Mr. Prohack could not bear the spectacle of Ozzie's discomfiture. His sad weakness for pleasing people overcame him, and, putting his hand benevolently on the young man's shoulder, he said:

"My dear fellow, personally I'm dying to go."

They went by strangely narrow corridors and through iron doors across the stage, whose shirt-sleeved, ragged population seemed to be behaving as though the last trump had sounded, and so upstairs and along a broad passage full of doors ajar from which issued whispers and exclamations and transient visions of young women. From the star's dressing-room, at the end, a crowd of all sorts and conditions of persons was being pushed. Mr. Prohack trembled with an awful apprehension, and asked himself vainly what in the name of commonsense he was doing there, and prayed that Ozzie might be refused admission. The next moment he was being introduced to a middle-aged woman in a middle-aged dressing-gown. Her face was thickly caked with paint and powder, her eyes surrounded with rings of deepest black, her finger-nails red. Mr. Prohack, not without difficulty, recognised Eliza. A dresser stood on either side of her. Blinding showers of electric light poured down upon her defenceless but hardy form. She shook hands, but Mr. Prohack deemed that she ought to bear a notice: "Danger. Visitors are requested not to touch."

"So good of you to come round," she said, in her rich and powerful voice, smiling with all her superb teeth. Mr. Prohack, entranced, gazed, not as at a woman, but as at a public monument. Nevertheless he thought that she was not a bad kind, and well suited for the rough work of the world.
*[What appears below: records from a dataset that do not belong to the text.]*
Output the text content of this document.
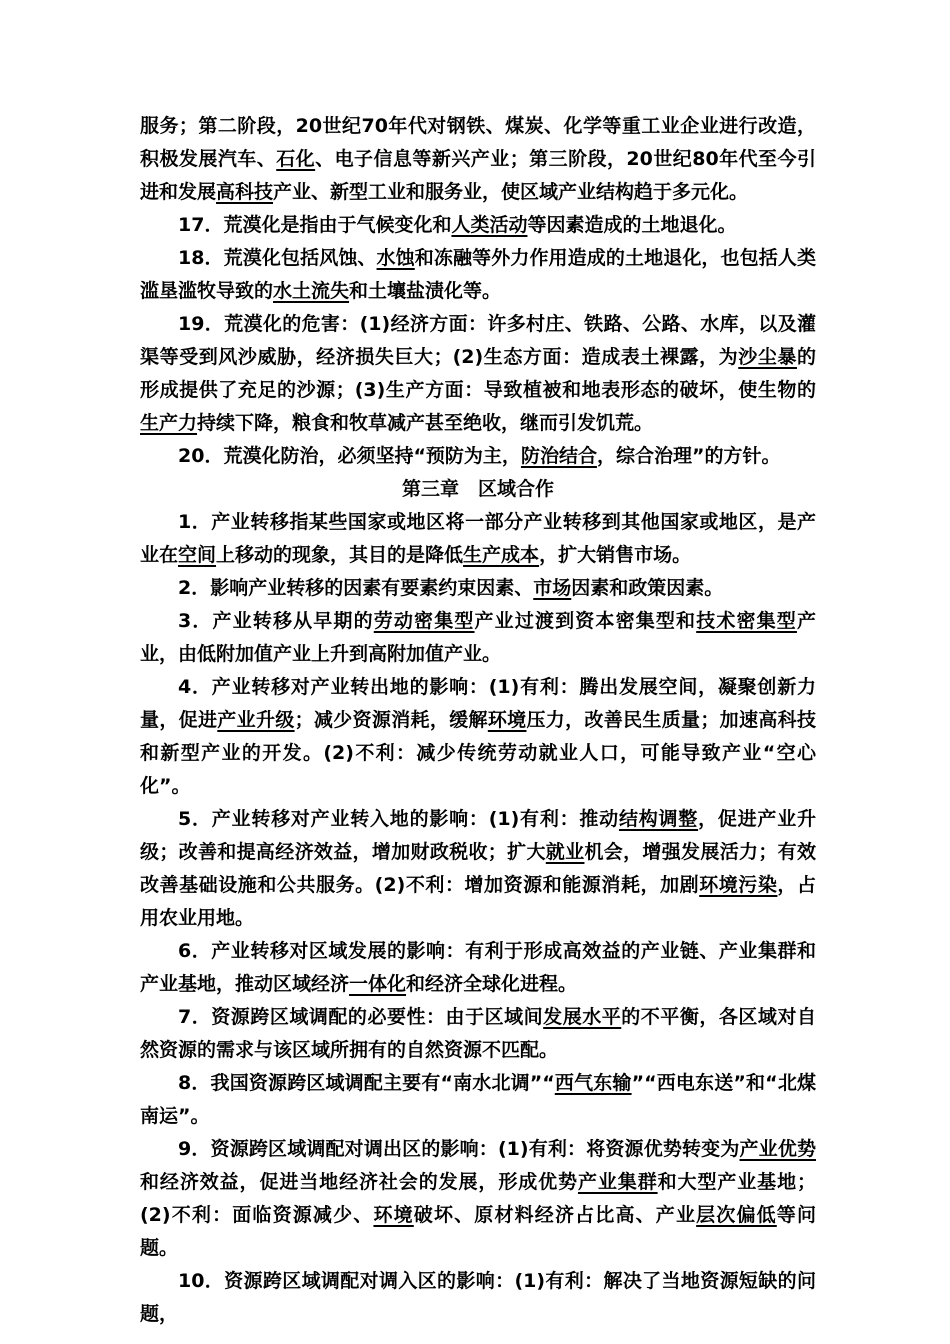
服务；第二阶段，20世纪70年代对钢铁、煤炭、化学等重工业企业进行改造，积极发展汽车、石化、电子信息等新兴产业；第三阶段，20世纪80年代至今引进和发展高科技产业、新型工业和服务业，使区域产业结构趋于多元化。

17．荒漠化是指由于气候变化和人类活动等因素造成的土地退化。

18．荒漠化包括风蚀、水蚀和冻融等外力作用造成的土地退化，也包括人类滥垦滥牧导致的水土流失和土壤盐渍化等。

19．荒漠化的危害：(1)经济方面：许多村庄、铁路、公路、水库，以及灌渠等受到风沙威胁，经济损失巨大；(2)生态方面：造成表土裸露，为沙尘暴的形成提供了充足的沙源；(3)生产方面：导致植被和地表形态的破坏，使生物的生产力持续下降，粮食和牧草减产甚至绝收，继而引发饥荒。

20．荒漠化防治，必须坚持“预防为主，防治结合，综合治理”的方针。

第三章　区域合作

1．产业转移指某些国家或地区将一部分产业转移到其他国家或地区，是产业在空间上移动的现象，其目的是降低生产成本，扩大销售市场。

2．影响产业转移的因素有要素约束因素、市场因素和政策因素。

3．产业转移从早期的劳动密集型产业过渡到资本密集型和技术密集型产业，由低附加值产业上升到高附加值产业。

4．产业转移对产业转出地的影响：(1)有利：腾出发展空间，凝聚创新力量，促进产业升级；减少资源消耗，缓解环境压力，改善民生质量；加速高科技和新型产业的开发。(2)不利：减少传统劳动就业人口，可能导致产业“空心化”。

5．产业转移对产业转入地的影响：(1)有利：推动结构调整，促进产业升级；改善和提高经济效益，增加财政税收；扩大就业机会，增强发展活力；有效改善基础设施和公共服务。(2)不利：增加资源和能源消耗，加剧环境污染，占用农业用地。

6．产业转移对区域发展的影响：有利于形成高效益的产业链、产业集群和产业基地，推动区域经济一体化和经济全球化进程。

7．资源跨区域调配的必要性：由于区域间发展水平的不平衡，各区域对自然资源的需求与该区域所拥有的自然资源不匹配。

8．我国资源跨区域调配主要有“南水北调”“西气东输”“西电东送”和“北煤南运”。

9．资源跨区域调配对调出区的影响：(1)有利：将资源优势转变为产业优势和经济效益，促进当地经济社会的发展，形成优势产业集群和大型产业基地；(2)不利：面临资源减少、环境破坏、原材料经济占比高、产业层次偏低等问题。

10．资源跨区域调配对调入区的影响：(1)有利：解决了当地资源短缺的问题，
"I hope you're all coming to my ball to-night," said she. Mr. Prohack had never heard of any ball. In an instant she told him that she had remarked two most charming ladies with him in the box--(inordinate faculty of observation, mused Mr. Prohack)--and in another instant she was selling him three two guinea tickets for a grand ball and rout in aid of the West End Chorus Girls' Aid Association. Could he refuse, perceiving so clearly as he did that within the public monument was hiding a wistful creature, human like himself, human like his wife and daughter? He could not.

"Now you'll _come_?" said she.

Mr. Prohack swore that he would come, his heart sinking as he realised the consequence of his own foolish weakness. There was a knock at the door.

"Did you want me, Liza?" said a voice, and a fat gentleman, clothed with resplendent correctness, stepped into the room. It was the stage-manager, a god in his way.

Eliza Fiddle became a cyclone.

"I should think I did want you," she said passionately. "That's why I sent for you, and next time I'll ask you to come quicker. I'm not going to have that squint-eyed girl on the stage any more to-night. You know, the one at the end of the row. Twice she spoiled my exit by getting in the way. And you've got to throw her out, and take it from me. She does it on purpose."

"I can't throw her out without Mr. Chown's orders, and Mr. Chown's in Paris."

"Then you refuse?"

A pause.

"Yes."

"Then I'm not going on again to-night, not if I know it. I'm not going to be insulted in my own theatre."